Obviously, RTI users are more inclined to see most information available with public bodies as belonging to the first category. On the contrary, the designated officers of public bodies dealing with RTI requests are naturally inclined to see them as belonging to the second category, and thus susceptible to refusal. It is important, therefore, for the two sides to understand the extent, scope and rationale of the exemption clauses provided under the law, and avoid any possible impasse.

To facilitate such understanding, it may be best to group the 20 subsections of the law's Section 7 into broad categories, based on the objectives they seek to safeguard. Here is our take: i) Information related to national security, integrity and sovereignty; ii) Information related to foreign policy and relations with other countries; iii) Information related to the national economic interest and other relevant issues; iv) Information related to law enforcement and judicial processes; v) Information related to trade secrets and commercial confidentiality; vi) Information related to the privacy of individuals; and vii) Information related to the cabinet decisions and similar other documents. There are, of course, many sub-layers within these categories.

However, little effort has been made so far by the civil society or the Information Commission to help users unpeel the various layers of the subsections. Closer attention would reveal, inter alia, an intrinsic mechanism to apply a "harm test" for their application. They require public officials to consider whether any public interest may be harmed through the disclosure of a requested information. If not, there should be no bar to its disclosure. Some exemptions are also qualified and not absolute. The designated officers must bear all these in mind while making a decision on an RTI request.

It is important to underline that the RTI Act is one of the most valuable laws of the land for promoting active engagement of citizens in the affairs of the state. However, so far, participation has been limited, with a few exceptions, to the less privileged sections of our population. This must change. There are many aspects of the law that call for a more mature understanding, which are often beyond the grasp of less trained citizens.

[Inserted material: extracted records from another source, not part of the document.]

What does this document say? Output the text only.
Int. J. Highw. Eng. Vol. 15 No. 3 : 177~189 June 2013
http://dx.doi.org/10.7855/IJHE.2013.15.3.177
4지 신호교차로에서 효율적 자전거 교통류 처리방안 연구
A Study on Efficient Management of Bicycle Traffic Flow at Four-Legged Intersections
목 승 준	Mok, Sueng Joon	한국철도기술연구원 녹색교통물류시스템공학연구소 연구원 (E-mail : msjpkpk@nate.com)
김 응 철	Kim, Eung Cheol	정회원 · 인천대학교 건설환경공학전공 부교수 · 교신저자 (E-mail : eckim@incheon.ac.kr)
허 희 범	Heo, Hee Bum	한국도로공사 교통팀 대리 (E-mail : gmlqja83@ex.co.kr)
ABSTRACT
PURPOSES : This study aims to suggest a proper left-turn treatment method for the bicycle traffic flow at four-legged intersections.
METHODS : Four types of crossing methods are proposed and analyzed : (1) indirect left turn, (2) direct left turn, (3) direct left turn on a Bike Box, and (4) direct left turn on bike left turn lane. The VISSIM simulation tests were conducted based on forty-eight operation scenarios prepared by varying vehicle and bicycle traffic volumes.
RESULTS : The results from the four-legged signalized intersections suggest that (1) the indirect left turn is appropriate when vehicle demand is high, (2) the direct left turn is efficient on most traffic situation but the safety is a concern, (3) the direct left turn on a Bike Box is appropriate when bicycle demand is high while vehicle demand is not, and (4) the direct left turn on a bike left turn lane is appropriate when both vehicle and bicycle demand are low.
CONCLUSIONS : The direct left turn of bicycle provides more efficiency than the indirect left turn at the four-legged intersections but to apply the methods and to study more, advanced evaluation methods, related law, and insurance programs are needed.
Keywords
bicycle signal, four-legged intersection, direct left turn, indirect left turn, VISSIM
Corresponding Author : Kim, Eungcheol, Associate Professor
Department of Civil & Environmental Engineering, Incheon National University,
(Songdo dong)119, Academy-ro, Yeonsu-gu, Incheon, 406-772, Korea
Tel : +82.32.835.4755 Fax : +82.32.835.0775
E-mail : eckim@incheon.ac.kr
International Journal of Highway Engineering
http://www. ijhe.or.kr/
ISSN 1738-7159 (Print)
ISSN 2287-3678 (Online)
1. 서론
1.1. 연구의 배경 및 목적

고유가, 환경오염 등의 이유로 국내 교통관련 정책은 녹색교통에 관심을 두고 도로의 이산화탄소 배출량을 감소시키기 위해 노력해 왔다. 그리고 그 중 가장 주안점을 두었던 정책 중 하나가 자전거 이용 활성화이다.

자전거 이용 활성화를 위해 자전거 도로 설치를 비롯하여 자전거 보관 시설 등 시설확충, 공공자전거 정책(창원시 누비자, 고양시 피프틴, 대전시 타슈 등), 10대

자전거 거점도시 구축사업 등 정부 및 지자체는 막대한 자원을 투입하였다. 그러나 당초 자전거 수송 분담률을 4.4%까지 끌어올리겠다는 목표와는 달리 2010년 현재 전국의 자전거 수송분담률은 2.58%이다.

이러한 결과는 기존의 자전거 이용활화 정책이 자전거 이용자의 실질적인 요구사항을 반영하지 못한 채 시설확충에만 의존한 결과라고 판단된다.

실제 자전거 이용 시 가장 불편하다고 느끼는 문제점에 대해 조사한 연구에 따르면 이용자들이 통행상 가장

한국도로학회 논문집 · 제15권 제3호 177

Hopefully, the publicity surrounding the case under consideration will draw the attention of our civil society leaders. There is a particular need for social and political science scholars and researchers to assess the progress of the RTI Act in Bangladesh, with a more specific focus on the challenges faced. A particular challenge relates to the application of Section 7 of the RTI Act.

A good beginning would be to undertake research on the application of the exemption clauses over the years to deny disclosure of information, and assess their justification. It would call for close cooperation between the civil society and the Information Commission. The latter has paved the way with its recent decision, which will enhance its image in the eyes of RTI users, inculcate greater introspection among public officials, and contribute to an increased confidence in the law.

 

Shamsul Bari and Ruhi Naz are chairman and RTI coordinator, respectively, of the Research Initiatives, Bangladesh (RIB).